Newton-Raphson hill climber

  • Roots
  • Approximate methods
  • Newton-Raphson (Newton’s method)

Description of algorithm

\[ \begin{eqnarray} 0 & \cong & f(x_0) + \frac{f^{'}(x_0)}{1} (x_1 - x_0) \end{eqnarray} \]

\[ \begin{eqnarray} x_1 & \cong & x_0 - \frac{f(x_0)}{f'(x_0)} \end{eqnarray} \]

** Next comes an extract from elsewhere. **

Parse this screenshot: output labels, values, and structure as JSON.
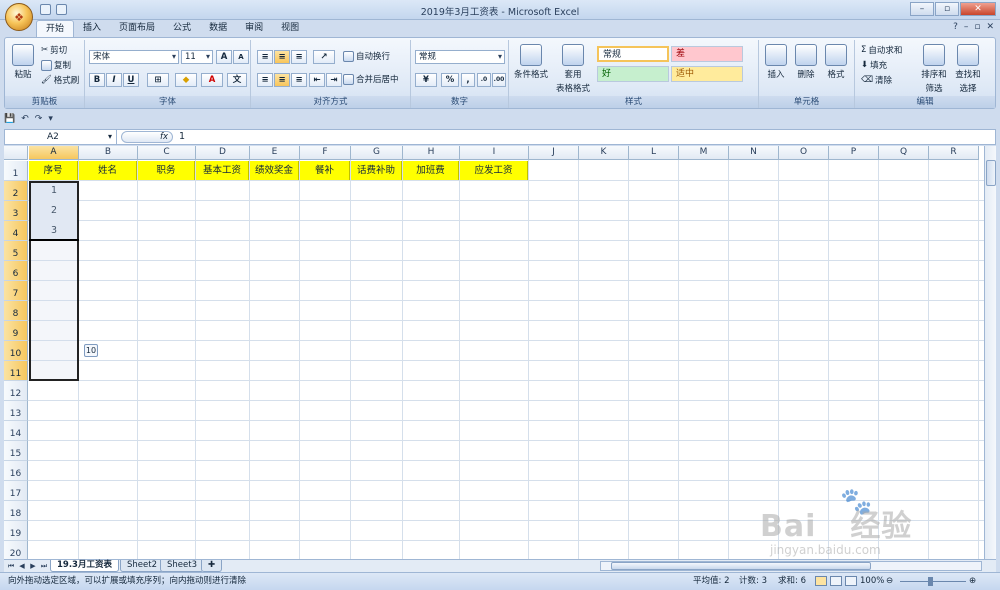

\[ x_{n+1} \cong x_n - \frac{f(x_n)}{f'(x_n)} \]

Implementation in R

\[y = x^3 + 2x - 5\]

# define the function
func2 <- function(x) {
  x^3 - 2 * x - 5
}

# draw a plot of the function
range <- data_frame(x = c(-5, 5))

f0 <- range %>%
  ggplot(aes(x)) +
  stat_function(fun = func2, size = .5, linetype = 2) +
  geom_hline(yintercept = 0) +
  geom_vline(xintercept = 0) +
  labs(x = expression(x),
       y = expression(f(x)))
f0

uniroot(func2, interval = c(2, 3))
## $root
## [1] 2.09
## 
## $f.root
## [1] -0.000115
## 
## $iter
## [1] 5
## 
## $init.it
## [1] NA
## 
## $estim.prec
## [1] 6.1e-05

Implementation in R

# f - the function to optimize
# a - lower bound for the search
# b - upper bound for the search
# tol - tolerance (stopping criteria for the algorithm)
# n - maximum number of iterations to attempt. will not exceed even if
#     tolerance is not achieved

newton_raphson <- function(f, a, b, tol = 1e-5, n_iter = 1000) {
  require(numDeriv) # Package for computing f'(x)
  
  x0 <- a # Set start value to supplied lower bound
  k <- vector("numeric", length = n_iter) # Initialize for iteration results
  
  # Check the upper and lower bounds to see if approximations result in 0
  fa <- f(a)
  if (fa == 0.0) {
    return(a)
  }
  
  fb <- f(b)
  if (fb == 0.0) {
    return(b)
  }

  for (i in 1:n_iter) {
    dx <- genD(func = f, x = x0)$D[1] # First-order derivative f'(x0)
    x1 <- x0 - (f(x0) / dx) # Calculate next value x1
    k[[i]] <- x1 # Store x1
    
    # Once the difference between x0 and x1 becomes sufficiently small, output the results.
    if (abs(x1 - x0) < tol) {
      root.approx <- x1
      res <- list('root approximation' = root.approx, 'iterations' = k[1:i])
      return(res)
    }
    # If Newton-Raphson has not yet reached convergence set x1 as x0 and continue
    x0 <- x1
  }
  print('Too many iterations in method')
}
newton_raphson(f = func2, a = 2, b = 3)
## $`root approximation`
## [1] 2.09
## 
## $iterations
## [1] 2.10 2.09 2.09 2.09

Gradient descent

  • Similar to Newton-Raphson
  • Step size is proportional to the negative of the gradient of the function at the current point

    \[\mathbf{a}_{n+1} = \mathbf{a}_n-\gamma\nabla F(\mathbf{a}_n)\]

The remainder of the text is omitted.